Neyse ki, bir şekilde başarıyorlar ve Cumhurbaşkanına dertlerini anlatıyorlar sonunda…. Devamında Cumhurbaşkanı Erdoğan, evraklarının olup olmadığını soruyor.
Bayram Efe: “Evraklar, dekontlar ve 150 sayfalık dosyamız var” deyip kendilerine dosyayı veriyor...
Cumhurbaşkanı dosyayı Hakan Çavuşoğlu’na ileterek, bu olayı çözmesi için talimatı veriyor. Üstelik Bayram beyin söylediklerine göre sonrasında da “ Bu olayın takipçisi olun ve beni mutlaka bilgilendirin” diye tembih bulunmuş Cumhurbaşkanımız.
…
Bu konuşmadan sonra milletvekilleriyle bir araya geldiklerini söyleyen Bayram Efe:
“Bize haberimiz yoktu diyorlar.
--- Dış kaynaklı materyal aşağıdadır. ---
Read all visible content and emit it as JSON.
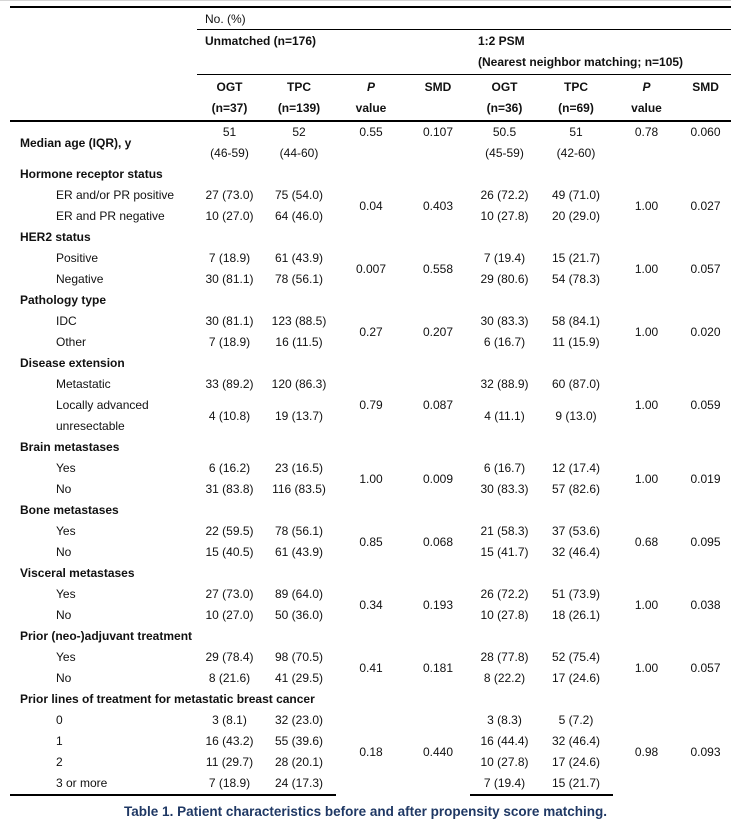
{
  "colors": {
    "caption_text": "#1f3864",
    "rule": "#000000",
    "body_text": "#111111"
  },
  "header": {
    "no_pct": "No. (%)",
    "groups": [
      {
        "line1": "Unmatched (n=176)",
        "line2": ""
      },
      {
        "line1": "1:2 PSM",
        "line2": "(Nearest neighbor matching; n=105)"
      }
    ],
    "columns": [
      {
        "line1": "OGT",
        "line2": "(n=37)",
        "italic": false
      },
      {
        "line1": "TPC",
        "line2": "(n=139)",
        "italic": false
      },
      {
        "line1": "P",
        "line2": "value",
        "italic": true
      },
      {
        "line1": "SMD",
        "line2": "",
        "italic": false
      },
      {
        "line1": "OGT",
        "line2": "(n=36)",
        "italic": false
      },
      {
        "line1": "TPC",
        "line2": "(n=69)",
        "italic": false
      },
      {
        "line1": "P",
        "line2": "value",
        "italic": true
      },
      {
        "line1": "SMD",
        "line2": "",
        "italic": false
      }
    ]
  },
  "sections": [
    {
      "title": null,
      "stats_align": "top",
      "rows": [
        {
          "label": [
            "Median age (IQR), y"
          ],
          "bold": true,
          "ogt1": [
            "51",
            "(46-59)"
          ],
          "tpc1": [
            "52",
            "(44-60)"
          ],
          "ogt2": [
            "50.5",
            "(45-59)"
          ],
          "tpc2": [
            "51",
            "(42-60)"
          ]
        }
      ],
      "stats": {
        "p1": "0.55",
        "smd1": "0.107",
        "p2": "0.78",
        "smd2": "0.060"
      }
    },
    {
      "title": "Hormone receptor status",
      "stats_align": "middle",
      "rows": [
        {
          "label": [
            "ER and/or PR positive"
          ],
          "ogt1": [
            "27 (73.0)"
          ],
          "tpc1": [
            "75 (54.0)"
          ],
          "ogt2": [
            "26 (72.2)"
          ],
          "tpc2": [
            "49 (71.0)"
          ]
        },
        {
          "label": [
            "ER and PR negative"
          ],
          "ogt1": [
            "10 (27.0)"
          ],
          "tpc1": [
            "64 (46.0)"
          ],
          "ogt2": [
            "10 (27.8)"
          ],
          "tpc2": [
            "20 (29.0)"
          ]
        }
      ],
      "stats": {
        "p1": "0.04",
        "smd1": "0.403",
        "p2": "1.00",
        "smd2": "0.027"
      }
    },
    {
      "title": "HER2 status",
      "stats_align": "middle",
      "rows": [
        {
          "label": [
            "Positive"
          ],
          "ogt1": [
            "7 (18.9)"
          ],
          "tpc1": [
            "61 (43.9)"
          ],
          "ogt2": [
            "7 (19.4)"
          ],
          "tpc2": [
            "15 (21.7)"
          ]
        },
        {
          "label": [
            "Negative"
          ],
          "ogt1": [
            "30 (81.1)"
          ],
          "tpc1": [
            "78 (56.1)"
          ],
          "ogt2": [
            "29 (80.6)"
          ],
          "tpc2": [
            "54 (78.3)"
          ]
        }
      ],
      "stats": {
        "p1": "0.007",
        "smd1": "0.558",
        "p2": "1.00",
        "smd2": "0.057"
      }
    },
    {
      "title": "Pathology type",
      "stats_align": "middle",
      "rows": [
        {
          "label": [
            "IDC"
          ],
          "ogt1": [
            "30 (81.1)"
          ],
          "tpc1": [
            "123 (88.5)"
          ],
          "ogt2": [
            "30 (83.3)"
          ],
          "tpc2": [
            "58 (84.1)"
          ]
        },
        {
          "label": [
            "Other"
          ],
          "ogt1": [
            "7 (18.9)"
          ],
          "tpc1": [
            "16 (11.5)"
          ],
          "ogt2": [
            "6 (16.7)"
          ],
          "tpc2": [
            "11 (15.9)"
          ]
        }
      ],
      "stats": {
        "p1": "0.27",
        "smd1": "0.207",
        "p2": "1.00",
        "smd2": "0.020"
      }
    },
    {
      "title": "Disease extension",
      "stats_align": "middle",
      "rows": [
        {
          "label": [
            "Metastatic"
          ],
          "ogt1": [
            "33 (89.2)"
          ],
          "tpc1": [
            "120 (86.3)"
          ],
          "ogt2": [
            "32 (88.9)"
          ],
          "tpc2": [
            "60 (87.0)"
          ]
        },
        {
          "label": [
            "Locally advanced",
            "unresectable"
          ],
          "ogt1": [
            "4 (10.8)"
          ],
          "tpc1": [
            "19 (13.7)"
          ],
          "ogt2": [
            "4 (11.1)"
          ],
          "tpc2": [
            "9 (13.0)"
          ]
        }
      ],
      "stats": {
        "p1": "0.79",
        "smd1": "0.087",
        "p2": "1.00",
        "smd2": "0.059"
      }
    },
    {
      "title": "Brain metastases",
      "stats_align": "middle",
      "rows": [
        {
          "label": [
            "Yes"
          ],
          "ogt1": [
            "6 (16.2)"
          ],
          "tpc1": [
            "23 (16.5)"
          ],
          "ogt2": [
            "6 (16.7)"
          ],
          "tpc2": [
            "12 (17.4)"
          ]
        },
        {
          "label": [
            "No"
          ],
          "ogt1": [
            "31 (83.8)"
          ],
          "tpc1": [
            "116 (83.5)"
          ],
          "ogt2": [
            "30 (83.3)"
          ],
          "tpc2": [
            "57 (82.6)"
          ]
        }
      ],
      "stats": {
        "p1": "1.00",
        "smd1": "0.009",
        "p2": "1.00",
        "smd2": "0.019"
      }
    },
    {
      "title": "Bone metastases",
      "stats_align": "middle",
      "rows": [
        {
          "label": [
            "Yes"
          ],
          "ogt1": [
            "22 (59.5)"
          ],
          "tpc1": [
            "78 (56.1)"
          ],
          "ogt2": [
            "21 (58.3)"
          ],
          "tpc2": [
            "37 (53.6)"
          ]
        },
        {
          "label": [
            "No"
          ],
          "ogt1": [
            "15 (40.5)"
          ],
          "tpc1": [
            "61 (43.9)"
          ],
          "ogt2": [
            "15 (41.7)"
          ],
          "tpc2": [
            "32 (46.4)"
          ]
        }
      ],
      "stats": {
        "p1": "0.85",
        "smd1": "0.068",
        "p2": "0.68",
        "smd2": "0.095"
      }
    },
    {
      "title": "Visceral metastases",
      "stats_align": "middle",
      "rows": [
        {
          "label": [
            "Yes"
          ],
          "ogt1": [
            "27 (73.0)"
          ],
          "tpc1": [
            "89 (64.0)"
          ],
          "ogt2": [
            "26 (72.2)"
          ],
          "tpc2": [
            "51 (73.9)"
          ]
        },
        {
          "label": [
            "No"
          ],
          "ogt1": [
            "10 (27.0)"
          ],
          "tpc1": [
            "50 (36.0)"
          ],
          "ogt2": [
            "10 (27.8)"
          ],
          "tpc2": [
            "18 (26.1)"
          ]
        }
      ],
      "stats": {
        "p1": "0.34",
        "smd1": "0.193",
        "p2": "1.00",
        "smd2": "0.038"
      }
    },
    {
      "title": "Prior (neo-)adjuvant treatment",
      "stats_align": "middle",
      "rows": [
        {
          "label": [
            "Yes"
          ],
          "ogt1": [
            "29 (78.4)"
          ],
          "tpc1": [
            "98 (70.5)"
          ],
          "ogt2": [
            "28 (77.8)"
          ],
          "tpc2": [
            "52 (75.4)"
          ]
        },
        {
          "label": [
            "No"
          ],
          "ogt1": [
            "8 (21.6)"
          ],
          "tpc1": [
            "41 (29.5)"
          ],
          "ogt2": [
            "8 (22.2)"
          ],
          "tpc2": [
            "17 (24.6)"
          ]
        }
      ],
      "stats": {
        "p1": "0.41",
        "smd1": "0.181",
        "p2": "1.00",
        "smd2": "0.057"
      }
    },
    {
      "title": "Prior lines of treatment for metastatic breast cancer",
      "stats_align": "middle",
      "rows": [
        {
          "label": [
            "0"
          ],
          "ogt1": [
            "3 (8.1)"
          ],
          "tpc1": [
            "32 (23.0)"
          ],
          "ogt2": [
            "3 (8.3)"
          ],
          "tpc2": [
            "5 (7.2)"
          ]
        },
        {
          "label": [
            "1"
          ],
          "ogt1": [
            "16 (43.2)"
          ],
          "tpc1": [
            "55 (39.6)"
          ],
          "ogt2": [
            "16 (44.4)"
          ],
          "tpc2": [
            "32 (46.4)"
          ]
        },
        {
          "label": [
            "2"
          ],
          "ogt1": [
            "11 (29.7)"
          ],
          "tpc1": [
            "28 (20.1)"
          ],
          "ogt2": [
            "10 (27.8)"
          ],
          "tpc2": [
            "17 (24.6)"
          ]
        },
        {
          "label": [
            "3 or more"
          ],
          "ogt1": [
            "7 (18.9)"
          ],
          "tpc1": [
            "24 (17.3)"
          ],
          "ogt2": [
            "7 (19.4)"
          ],
          "tpc2": [
            "15 (21.7)"
          ]
        }
      ],
      "stats": {
        "p1": "0.18",
        "smd1": "0.440",
        "p2": "0.98",
        "smd2": "0.093"
      }
    }
  ],
  "caption": "Table 1. Patient characteristics before and after propensity score matching."
}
Halbuki hepsine ulaştık, konuştuk ama hiçbirinin dönüşü olmadı”
İşin bu noktaya gelmesi büyük gelişme ve bana kalırsa olmaması için artık hiçbir sebep kalmadı.
Fakat Hürriyet köylüleri, Cumhurbaşkanı Erdoğan ile konuşmalarını çektikleri videoyu Karacabey Belediye Başkanına ve diğer yetkililere de gönderdiklerini v urguluyor.
Tahminim; bu olayın bu kadar büyüyeceğini düşünmeyenler şu an hem kızgın, hem de ne yapacağını düşünüyordur.
Az değil!
Birçok arazi, birçok bildik firmalara satılmış bile…
Tüm bunların yanı sıra bu karar çıkarsa, sadece Hürriyet köylüler değil, Büyükşehir yasası sebebiyle mağdur olan birçok köy için de, emsal olacaktır.